HDFC Bank of Sri Lanka PLC
- Logo of HDFC Bank of Sri Lanka
- Company type: Public
- Traded as: CSE: HDFC.N0000
- ISIN: LK0339N00008
- Industry: Financial services;
- Founded: 1984; 41 years ago
- Headquarters: Colombo, Sri Lanka
- Number of locations: 39 branches (5,845 ATMs) (2022)
- Key people: P.J. Jayasinghe (Chairman); Hemal Chaminda Lokugeegana (CEO/General Manager);
- Revenue: LKR8,878 million (2022)
- Operating income: LKR2,266 million (2022)
- Net income: LKR326 million (2022)
- Total assets: LKR62,882 million (2022)
- Total equity: LKR6,716 million (2022)
- Owners: National Housing Development Authority (49.73%); LOLC Holdings (15.00%); Thurston Investments Ltd. (14.15%);
- Number of employees: ▼588 (2022)
- Website: hdfc.lk

= HDFC Bank of Sri Lanka =

Specialised bank in Sri Lanka

The Housing Development Finance Corporation Bank of Sri Lanka PLC, commonly abbreviated as HDFC Bank of Sri Lanka PLC, is a specialised housing bank in Sri Lanka. The bank commenced operations in 1984 as a building society. Through successive acts in the Parliament of Sri Lanka over the years, the bank transformed into a state-owned enterprise, then a specialised bank and a listed company on the Colombo Stock Exchange in 2005. Since widening its scope of business in 2011, the bank established itself as a supporter of small and medium-sized enterprises.
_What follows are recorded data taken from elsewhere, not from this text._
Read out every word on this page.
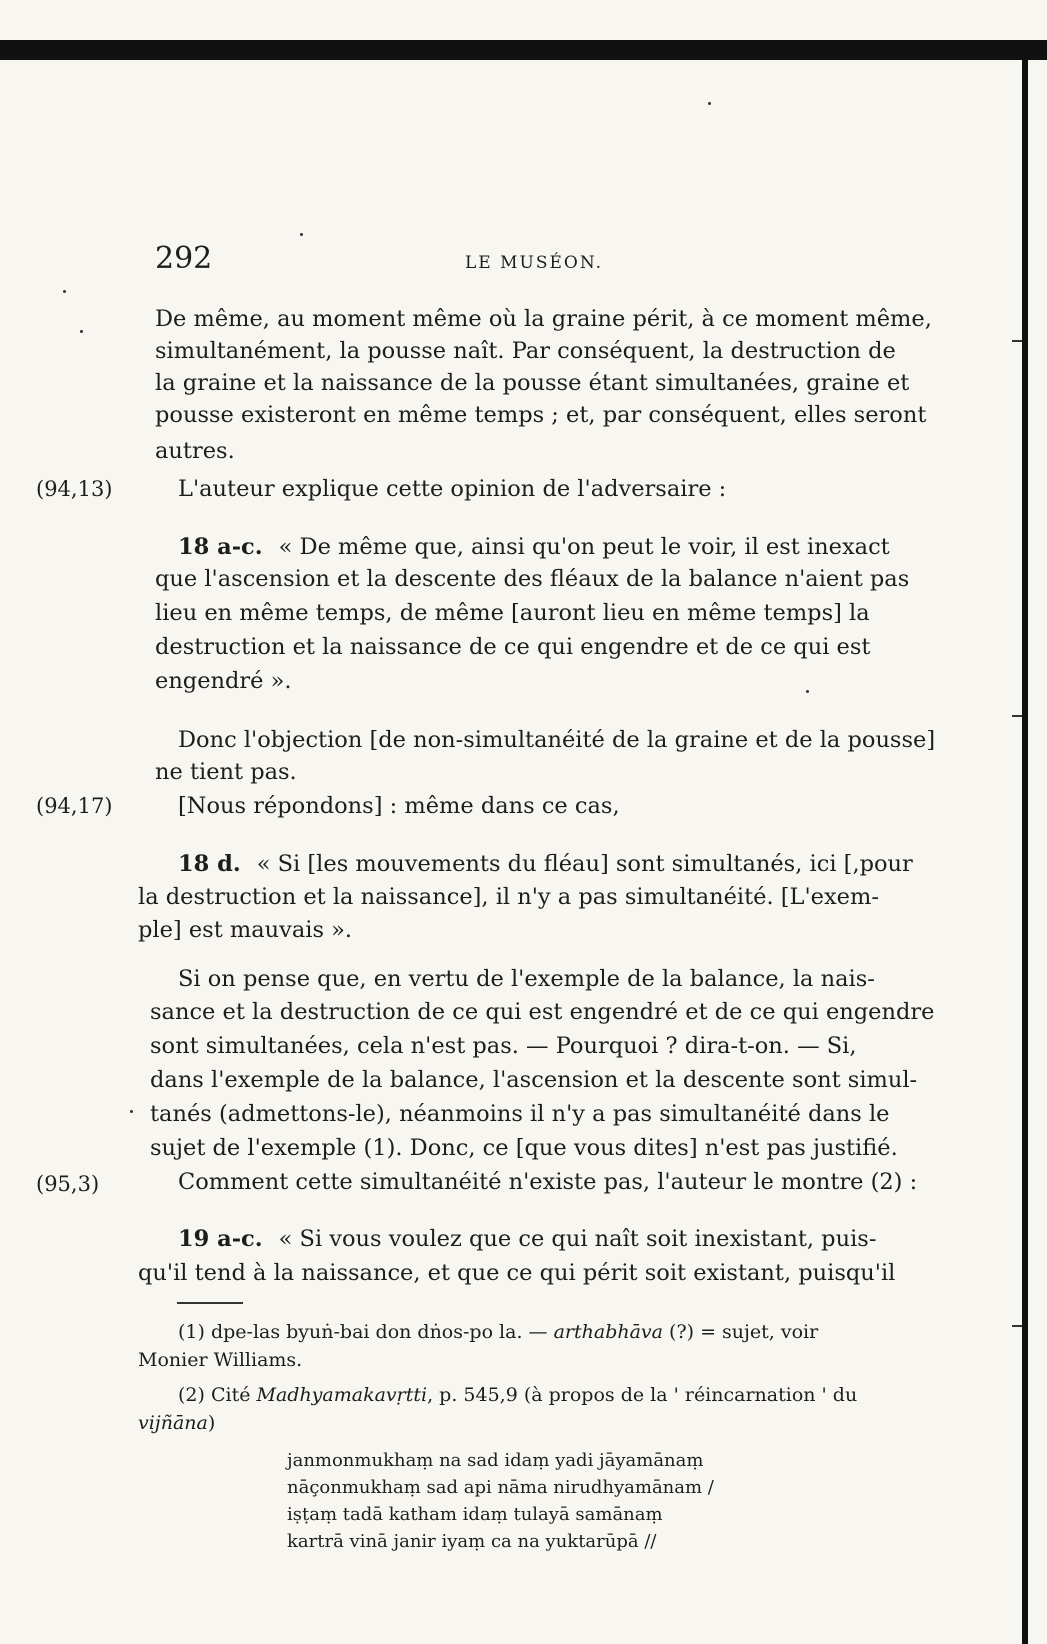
292	LE MUSÉON.
De même, au moment même où la graine périt, à ce moment même,
simultanément, la pousse naît. Par conséquent, la destruction de
la graine et la naissance de la pousse étant simultanées, graine et
pousse existeront en même temps ; et, par conséquent, elles seront
autres.
(94,13)	L'auteur explique cette opinion de l'adversaire :
18 a-c. « De même que, ainsi qu'on peut le voir, il est inexact
que l'ascension et la descente des fléaux de la balance n'aient pas
lieu en même temps, de même [auront lieu en même temps] la
destruction et la naissance de ce qui engendre et de ce qui est
engendré ».
Donc l'objection [de non-simultanéité de la graine et de la pousse]
ne tient pas.
(94,17)	[Nous répondons] : même dans ce cas,
18 d. « Si [les mouvements du fléau] sont simultanés, ici [,pour
la destruction et la naissance], il n'y a pas simultanéité. [L'exem-
ple] est mauvais ».
Si on pense que, en vertu de l'exemple de la balance, la nais-
sance et la destruction de ce qui est engendré et de ce qui engendre
sont simultanées, cela n'est pas. — Pourquoi ? dira-t-on. — Si,
dans l'exemple de la balance, l'ascension et la descente sont simul-
tanés (admettons-le), néanmoins il n'y a pas simultanéité dans le
sujet de l'exemple (1). Donc, ce [que vous dites] n'est pas justifié.
(95,3)	Comment cette simultanéité n'existe pas, l'auteur le montre (2) :
19 a-c. « Si vous voulez que ce qui naît soit inexistant, puis-
qu'il tend à la naissance, et que ce qui périt soit existant, puisqu'il
(1) dpe-las byuṅ-bai don dṅos-po la. — arthabhāva (?) = sujet, voir
Monier Williams.
(2) Cité Madhyamakavṛtti, p. 545,9 (à propos de la ' réincarnation ' du
vijñāna)
janmonmukhaṃ na sad idaṃ yadi jāyamānaṃ
nāçonmukhaṃ sad api nāma nirudhyamānam /
iṣṭaṃ tadā katham idaṃ tulayā samānaṃ
kartrā vinā janir iyaṃ ca na yuktarūpā //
The government of Sri Lanka holds 51% of the bank's stocks, mainly through the National Housing Development Authority. HDFC Bank is one of the LMD 100 companies in Sri Lanka. The bank ranked 78th in the 2020/21 edition. Brand Finance calculated the brand value of HDFC Bank to be LKR763 million in 2022. Due to the effects of the Sri Lankan economic crisis, Fitch Ratings placed the bank along with twelve other Sri Lankan banks on Rating Watch Negative.

==History==
The Housing Development Finance Corporation (HDFC) was incorporated in December 1983 as a building society. The HDFC was established under the National Housing Act No. 37 of 1957 and it commenced operations in June 1984. The Housing Development Finance Corporation of Sri Lanka Act No. 7 of 1997 passed in the parliament of Sri Lanka. Under the act, the HDFC was established as a state-owned enterprise. The act was amended in 2003, allowing the HDFC to reestablish itself as a specialised bank. The bank was listed on the Colombo Stock Exchange in 2005. Beginning in 2011, the bank broadened its scope of operations to enter into new market segments of banking.

Due to the bank's success in supporting micro, small and medium-scaled enterprises prompted the bank to establish a separate unit to focus on micro, small and medium-scaled enterprises. The bank signed a mandate for the issuance of listed debentures with the People's Bank in 2013. The debenture issuance was rated by Fitch Ratings as 'BBB(lka)'. In 2014, HDFC Bank's then-chairperson, Siromi Wickramasinghe was named among the 50 Most Powerful Women in Sri Lanka by the business magazine, Echelon.

==Operations==
The government of Sri Lanka holds a controlling stake of 51% of the bank's stocks. The National Housing Development Authority holds a 49.73% stake. Despite the effects of the COVID-19 pandemic, the bank posted an LKR978 million profit before tax in 2020. The bank offered 21,000 debt moratoriums amounting to LKR17 billion in the same year. Fitch Ratings affirmed its BB+(lka) credit rating of the bank in September 2021. The credit outlook was adjudged as stable. However, Fitch placed the bank along with twelve other banks in Sri Lanka on Rating Watch Negative. The rating agency considered the banks' foreign currency funding and liquidity positions to be volatile amid poor creditor confidence as a result of the Sri Lankan economic crisis. HDFC Bank won the merit award at the 2021 National Business Excellence Awards organised by the National Chamber of Commerce of Sri Lanka.

The HDFC Bank signed a memorandum of understanding with JAT Holdings, to offer low-interest loans for wood craftsmen and professional painters who are doing business with JAT Holdings.